Référendum en Turquie : que sait-on du vote des Turcs installés en France ?
Référendum en Turquie : que sait-on du vote des Turcs installés en France ?
Propos recueillis par Arthur Laffargue
La diaspora turque dans l’Hexagone est issue de zones « rurales, souvent très conservatrices » et, lors des derniers scrutins, a montré une « forte adhésion au président Erdogan », explique le géographe Stéphane de Tapia.
Les Turcs sont appelés, dimanche 16 avril, à dire s’ils sont favorables ou non au projet de réforme constitutionnelle voulue par le président Recep Tayyip Erdogan, neuf mois après la tentative de coup d’Etat du 15 juillet 2016. Un « oui » et M. Erdogan concentrera presque tous les pouvoirs entre ses mains.
Les Turcs résidant à l’étranger pouvaient voter du 27 mars au 9 avril. Lors des élections précédentes, ceux qui sont installés en Europe ont apporté leur soutien à l’AKP, le parti islamo-conservateur de M. Erdogan. Stéphane de Tapia, directeur du département d’études turques de l’université de Strasbourg, explique que l’origine géographique et sociale de ces expatriés est la principale explication de ce vote ancré à droite.

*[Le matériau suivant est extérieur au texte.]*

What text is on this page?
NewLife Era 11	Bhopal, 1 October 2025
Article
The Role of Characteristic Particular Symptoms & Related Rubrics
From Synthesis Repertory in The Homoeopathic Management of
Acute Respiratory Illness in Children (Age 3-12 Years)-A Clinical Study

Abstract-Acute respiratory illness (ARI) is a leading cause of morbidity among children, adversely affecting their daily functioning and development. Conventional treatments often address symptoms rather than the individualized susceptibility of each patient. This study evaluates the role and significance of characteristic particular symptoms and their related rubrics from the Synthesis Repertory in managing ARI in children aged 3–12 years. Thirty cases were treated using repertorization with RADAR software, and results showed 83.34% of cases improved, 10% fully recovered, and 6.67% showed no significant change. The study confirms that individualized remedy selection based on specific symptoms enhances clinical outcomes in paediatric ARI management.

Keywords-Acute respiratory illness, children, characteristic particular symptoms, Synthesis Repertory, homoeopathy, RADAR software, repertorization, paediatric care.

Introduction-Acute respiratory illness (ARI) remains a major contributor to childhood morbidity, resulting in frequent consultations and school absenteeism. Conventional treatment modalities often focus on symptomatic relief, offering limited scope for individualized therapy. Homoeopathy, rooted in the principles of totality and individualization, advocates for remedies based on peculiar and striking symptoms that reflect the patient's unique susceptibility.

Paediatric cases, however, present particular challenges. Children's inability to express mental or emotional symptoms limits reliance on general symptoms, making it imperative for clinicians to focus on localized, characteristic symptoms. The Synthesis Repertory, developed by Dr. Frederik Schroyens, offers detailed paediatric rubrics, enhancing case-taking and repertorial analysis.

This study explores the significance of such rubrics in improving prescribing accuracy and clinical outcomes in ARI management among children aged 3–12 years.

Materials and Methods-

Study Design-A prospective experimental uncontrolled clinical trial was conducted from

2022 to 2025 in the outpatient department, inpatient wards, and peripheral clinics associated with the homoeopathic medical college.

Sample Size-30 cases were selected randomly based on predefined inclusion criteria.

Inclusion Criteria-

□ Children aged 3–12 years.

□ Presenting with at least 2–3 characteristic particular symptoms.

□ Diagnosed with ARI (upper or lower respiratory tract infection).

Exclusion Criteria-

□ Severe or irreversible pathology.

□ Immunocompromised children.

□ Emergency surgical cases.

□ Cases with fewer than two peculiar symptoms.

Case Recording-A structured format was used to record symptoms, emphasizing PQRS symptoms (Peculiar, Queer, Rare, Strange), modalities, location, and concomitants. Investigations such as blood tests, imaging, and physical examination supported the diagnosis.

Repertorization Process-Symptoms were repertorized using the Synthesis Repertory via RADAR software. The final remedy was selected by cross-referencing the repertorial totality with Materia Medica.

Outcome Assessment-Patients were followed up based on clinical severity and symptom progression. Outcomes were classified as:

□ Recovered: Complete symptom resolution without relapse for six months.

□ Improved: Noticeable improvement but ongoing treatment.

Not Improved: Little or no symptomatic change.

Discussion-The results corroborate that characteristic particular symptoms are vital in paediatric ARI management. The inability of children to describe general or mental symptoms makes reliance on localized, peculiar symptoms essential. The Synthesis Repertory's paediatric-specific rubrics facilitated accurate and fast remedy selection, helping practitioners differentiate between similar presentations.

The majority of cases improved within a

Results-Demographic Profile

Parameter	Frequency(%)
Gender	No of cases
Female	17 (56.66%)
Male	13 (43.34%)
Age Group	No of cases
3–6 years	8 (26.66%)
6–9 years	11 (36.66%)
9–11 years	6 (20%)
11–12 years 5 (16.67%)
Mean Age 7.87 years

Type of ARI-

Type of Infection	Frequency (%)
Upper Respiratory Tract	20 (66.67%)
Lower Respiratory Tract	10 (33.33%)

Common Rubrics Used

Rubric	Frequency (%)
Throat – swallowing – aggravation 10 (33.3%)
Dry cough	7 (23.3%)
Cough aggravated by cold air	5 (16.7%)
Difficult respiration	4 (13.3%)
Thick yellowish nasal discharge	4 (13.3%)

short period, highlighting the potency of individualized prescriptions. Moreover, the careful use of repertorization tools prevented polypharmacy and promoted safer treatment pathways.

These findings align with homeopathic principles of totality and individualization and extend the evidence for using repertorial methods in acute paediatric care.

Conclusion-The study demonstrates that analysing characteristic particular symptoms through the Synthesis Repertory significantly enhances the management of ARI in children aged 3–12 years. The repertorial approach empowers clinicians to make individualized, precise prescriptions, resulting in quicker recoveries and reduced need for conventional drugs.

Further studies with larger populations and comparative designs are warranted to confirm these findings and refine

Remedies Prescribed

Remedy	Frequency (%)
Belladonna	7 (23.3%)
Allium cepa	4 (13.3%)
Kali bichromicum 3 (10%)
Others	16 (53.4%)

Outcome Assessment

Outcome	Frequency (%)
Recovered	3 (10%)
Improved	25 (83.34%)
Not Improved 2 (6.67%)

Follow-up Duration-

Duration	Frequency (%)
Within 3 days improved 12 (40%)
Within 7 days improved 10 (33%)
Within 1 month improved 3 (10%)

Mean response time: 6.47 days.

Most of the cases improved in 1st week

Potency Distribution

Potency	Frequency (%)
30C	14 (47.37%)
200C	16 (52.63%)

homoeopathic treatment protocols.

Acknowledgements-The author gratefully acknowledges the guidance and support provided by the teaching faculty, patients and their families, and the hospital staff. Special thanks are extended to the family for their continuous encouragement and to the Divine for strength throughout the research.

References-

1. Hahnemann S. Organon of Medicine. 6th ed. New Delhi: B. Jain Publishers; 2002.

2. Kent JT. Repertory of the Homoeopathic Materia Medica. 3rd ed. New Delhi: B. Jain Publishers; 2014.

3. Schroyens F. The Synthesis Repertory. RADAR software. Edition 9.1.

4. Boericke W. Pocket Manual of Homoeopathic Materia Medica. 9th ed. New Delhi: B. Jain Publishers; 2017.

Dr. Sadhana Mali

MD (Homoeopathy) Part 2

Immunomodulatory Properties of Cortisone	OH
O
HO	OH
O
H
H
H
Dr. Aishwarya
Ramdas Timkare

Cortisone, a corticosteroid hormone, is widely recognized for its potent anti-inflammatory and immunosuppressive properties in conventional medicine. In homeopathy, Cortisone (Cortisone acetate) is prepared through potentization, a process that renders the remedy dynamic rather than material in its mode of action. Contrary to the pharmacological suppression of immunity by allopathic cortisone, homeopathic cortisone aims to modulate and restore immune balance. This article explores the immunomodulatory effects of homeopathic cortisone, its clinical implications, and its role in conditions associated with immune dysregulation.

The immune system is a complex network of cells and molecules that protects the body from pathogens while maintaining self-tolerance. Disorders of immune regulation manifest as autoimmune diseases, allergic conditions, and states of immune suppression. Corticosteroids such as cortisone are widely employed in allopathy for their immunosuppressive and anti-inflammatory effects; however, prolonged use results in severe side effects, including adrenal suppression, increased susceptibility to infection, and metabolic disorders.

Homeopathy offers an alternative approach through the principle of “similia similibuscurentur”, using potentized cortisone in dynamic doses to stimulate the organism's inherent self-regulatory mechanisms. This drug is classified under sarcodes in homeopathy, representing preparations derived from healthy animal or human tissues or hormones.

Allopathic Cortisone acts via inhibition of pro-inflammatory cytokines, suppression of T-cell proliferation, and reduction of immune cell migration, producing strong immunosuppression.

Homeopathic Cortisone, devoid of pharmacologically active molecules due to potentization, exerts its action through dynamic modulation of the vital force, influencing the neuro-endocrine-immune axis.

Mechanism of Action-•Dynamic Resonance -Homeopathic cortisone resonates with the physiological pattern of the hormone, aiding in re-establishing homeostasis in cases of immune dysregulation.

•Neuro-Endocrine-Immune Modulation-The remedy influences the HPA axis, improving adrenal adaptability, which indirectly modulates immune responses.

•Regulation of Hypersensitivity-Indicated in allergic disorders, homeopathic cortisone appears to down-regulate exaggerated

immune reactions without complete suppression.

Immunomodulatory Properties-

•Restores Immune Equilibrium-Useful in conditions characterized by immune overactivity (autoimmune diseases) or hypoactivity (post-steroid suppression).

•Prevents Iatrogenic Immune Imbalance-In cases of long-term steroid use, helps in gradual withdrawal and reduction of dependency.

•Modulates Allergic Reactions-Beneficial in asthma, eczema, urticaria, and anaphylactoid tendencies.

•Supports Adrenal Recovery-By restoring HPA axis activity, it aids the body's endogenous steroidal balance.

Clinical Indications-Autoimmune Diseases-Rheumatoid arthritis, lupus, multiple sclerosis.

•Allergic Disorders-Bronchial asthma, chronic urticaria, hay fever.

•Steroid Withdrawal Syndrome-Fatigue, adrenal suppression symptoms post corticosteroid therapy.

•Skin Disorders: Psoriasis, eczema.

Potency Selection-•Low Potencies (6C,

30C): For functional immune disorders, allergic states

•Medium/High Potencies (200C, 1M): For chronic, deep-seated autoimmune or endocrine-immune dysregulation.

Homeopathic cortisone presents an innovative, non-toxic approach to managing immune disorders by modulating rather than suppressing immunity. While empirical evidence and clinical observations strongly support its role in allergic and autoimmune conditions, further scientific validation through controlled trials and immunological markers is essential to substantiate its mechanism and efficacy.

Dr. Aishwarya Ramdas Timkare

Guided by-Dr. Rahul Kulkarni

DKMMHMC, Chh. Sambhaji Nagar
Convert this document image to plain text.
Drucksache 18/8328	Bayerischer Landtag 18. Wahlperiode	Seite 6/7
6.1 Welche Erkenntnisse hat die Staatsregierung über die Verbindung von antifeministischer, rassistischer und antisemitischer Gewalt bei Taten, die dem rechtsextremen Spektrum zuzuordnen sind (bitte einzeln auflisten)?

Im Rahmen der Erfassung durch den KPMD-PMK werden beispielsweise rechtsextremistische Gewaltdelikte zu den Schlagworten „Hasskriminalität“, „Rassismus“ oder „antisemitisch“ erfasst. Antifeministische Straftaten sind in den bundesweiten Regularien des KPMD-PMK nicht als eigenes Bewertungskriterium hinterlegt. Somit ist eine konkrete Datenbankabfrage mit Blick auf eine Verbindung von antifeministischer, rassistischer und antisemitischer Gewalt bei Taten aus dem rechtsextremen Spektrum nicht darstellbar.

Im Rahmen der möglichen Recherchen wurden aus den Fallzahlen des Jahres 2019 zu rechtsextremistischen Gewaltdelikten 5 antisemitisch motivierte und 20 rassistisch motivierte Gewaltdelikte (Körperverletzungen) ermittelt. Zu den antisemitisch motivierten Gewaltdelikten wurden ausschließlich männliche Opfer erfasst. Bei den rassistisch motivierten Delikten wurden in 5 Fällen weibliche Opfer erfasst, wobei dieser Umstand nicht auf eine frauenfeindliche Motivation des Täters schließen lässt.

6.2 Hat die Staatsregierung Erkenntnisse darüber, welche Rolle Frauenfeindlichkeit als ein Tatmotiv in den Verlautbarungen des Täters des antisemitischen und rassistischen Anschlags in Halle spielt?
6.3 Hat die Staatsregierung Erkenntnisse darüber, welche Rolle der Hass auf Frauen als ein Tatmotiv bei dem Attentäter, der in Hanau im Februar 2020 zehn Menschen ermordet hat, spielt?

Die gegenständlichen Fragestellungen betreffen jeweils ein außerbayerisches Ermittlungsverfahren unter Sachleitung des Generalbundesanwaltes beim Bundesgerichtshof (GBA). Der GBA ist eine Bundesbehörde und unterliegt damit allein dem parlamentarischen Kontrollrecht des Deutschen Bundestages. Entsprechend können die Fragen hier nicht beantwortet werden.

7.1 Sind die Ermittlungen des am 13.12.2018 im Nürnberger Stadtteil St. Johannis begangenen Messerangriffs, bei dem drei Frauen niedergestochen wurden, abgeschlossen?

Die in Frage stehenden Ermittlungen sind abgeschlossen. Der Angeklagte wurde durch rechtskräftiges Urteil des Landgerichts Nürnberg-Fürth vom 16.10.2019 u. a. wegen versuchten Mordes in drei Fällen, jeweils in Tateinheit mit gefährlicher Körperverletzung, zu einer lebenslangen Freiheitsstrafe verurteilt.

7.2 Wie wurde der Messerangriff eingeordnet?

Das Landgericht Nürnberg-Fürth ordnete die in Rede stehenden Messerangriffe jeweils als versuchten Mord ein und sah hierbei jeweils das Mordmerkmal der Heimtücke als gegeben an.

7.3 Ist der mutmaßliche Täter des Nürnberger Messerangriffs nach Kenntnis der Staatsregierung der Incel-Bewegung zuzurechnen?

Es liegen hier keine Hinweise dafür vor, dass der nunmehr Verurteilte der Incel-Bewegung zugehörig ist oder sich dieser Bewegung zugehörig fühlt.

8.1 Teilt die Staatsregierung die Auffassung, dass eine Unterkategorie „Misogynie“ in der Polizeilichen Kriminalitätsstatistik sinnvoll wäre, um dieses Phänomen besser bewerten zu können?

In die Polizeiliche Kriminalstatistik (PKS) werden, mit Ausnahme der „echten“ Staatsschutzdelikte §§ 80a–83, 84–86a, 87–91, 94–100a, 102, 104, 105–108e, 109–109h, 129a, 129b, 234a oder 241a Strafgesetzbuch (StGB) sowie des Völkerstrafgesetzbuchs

Turquie : pourquoi Erdogan organise t-il un référendum ?
Durée : 04:21
Combien de Turcs résident actuellement en France ?
C’est très compliqué de le dire. La double nationalité française-turque n’est pas reconnue par la France, mais elle est légale en Turquie. Statistiquement, cela implique une grosse différence entre les recensements français, qui décomptent les nationaux turcs, et les chiffres turcs, qui additionnent tous les originaires de Turquie, même s’ils ont acquis la nationalité française. Donc les décomptes vont varier autour de 200 000 côté français à quelque 700 000 côté turc.
De quand date l’immigration turque en France ? Où s’est-elle installée ?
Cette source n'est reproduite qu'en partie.